In Legacy Evolve, there were typically 2 stages of a match, Hunting and Combat. Hunting was a slow and patient test of using information like sound and visuals to track down the monster player. This included tracking footprints, listening for sounds, seeing snapped trees and even neutral wildlife carcasses. Meanwhile, the monster would move through the wilds as efficiently as possible, feeding on wildlife to become strong enough to Evolve to the next level. Level 1 evolutions were incredibly weak, Level 2 was better and Level 3 evolutions were forces to be reckoned with.  When the monster was finally tracked down, the Hunter team's "Tracker" would deploy a mobile arena to trap the Monster and combat would begin. The mobile arena was pretty big, so based on placement the monster could still run and utilize movement to avoid the hunters until the dome dropped. This style of gameplay usually meant for 20-25 minute games. Personally I absolutely loved this structure of games, hunting was intense and nerve wracking, while combat was hype and chaotic. However this structure made for a typical meta of games that veteran Evolve players dubbed "Flee to 3." Experienced Monsters would simply outwit the hunters using movement and mind games until they became Level 3, then they simply trashed the Hunter team. IT was a common occurrence at the end of Legacy Evolve's life. Stage 2 has made changes to drop the average game length to about 15 minutes. In Evolve: Stage 2's current state, Trackers no longer have the Orbital Arena ability, it is a shared ability for all the hunters. Tracker's new ability is titled "Planet Scanner" which uses a satellite to point out the general location of the monster. The shared dome ability carries it's five minute cooldown from Legacy, but now dealing damage to the monster on the run lowers the cooldown by a full 60 seconds when 4% of the monsters health is taken. This allows hunters to be much more aggressive and attempt to corner the monster a lot earlier. However, this new change of any Hunter being allowed to drop the orbital arena allows for way funnier botches and for hunters to get hero syndrome and get caught out alone. To compensate for all these combat phases, monsters have a hugely increase health pool and stamina regeneration, as well as a faster out of combat armor regeneration. Thanks to these buffs, monsters become a very difficult foe at only Stage 2, but it takes a very skilled monster to get there.

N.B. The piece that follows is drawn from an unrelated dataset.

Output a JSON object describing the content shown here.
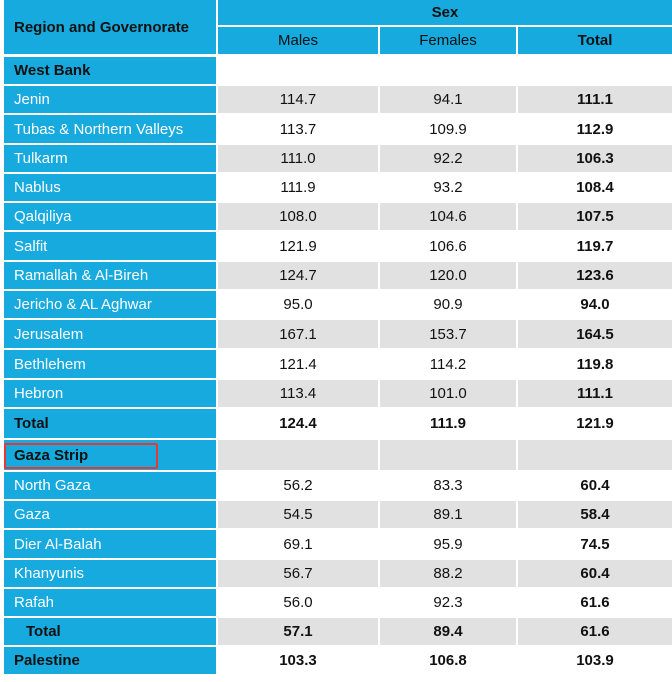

Evolve Stage: 2 has abandoned some of it's identity to become more accessible to the masses. I am not bitter towards Turtle Rock by any means, their game deserves attention and it simply wasn't getting it. In a weird way I feel like Turtle Rock presented the masses with a very special gift and we let them down by not accepting it. Legacy Evolve is a gaming experience I'll remember for the rest of my life, but Stage 2 is promising. Forcing more combat and less sherlocking has allowed their title to be a lot more accessible. With 70,000 players on steam hunting away as I currently write these words, Turtle Rock made the right decision. I'm stoked to see the world of Shear populated once again. As special as Legacy Evolve was, sometimes game developers are simply forced to evolve.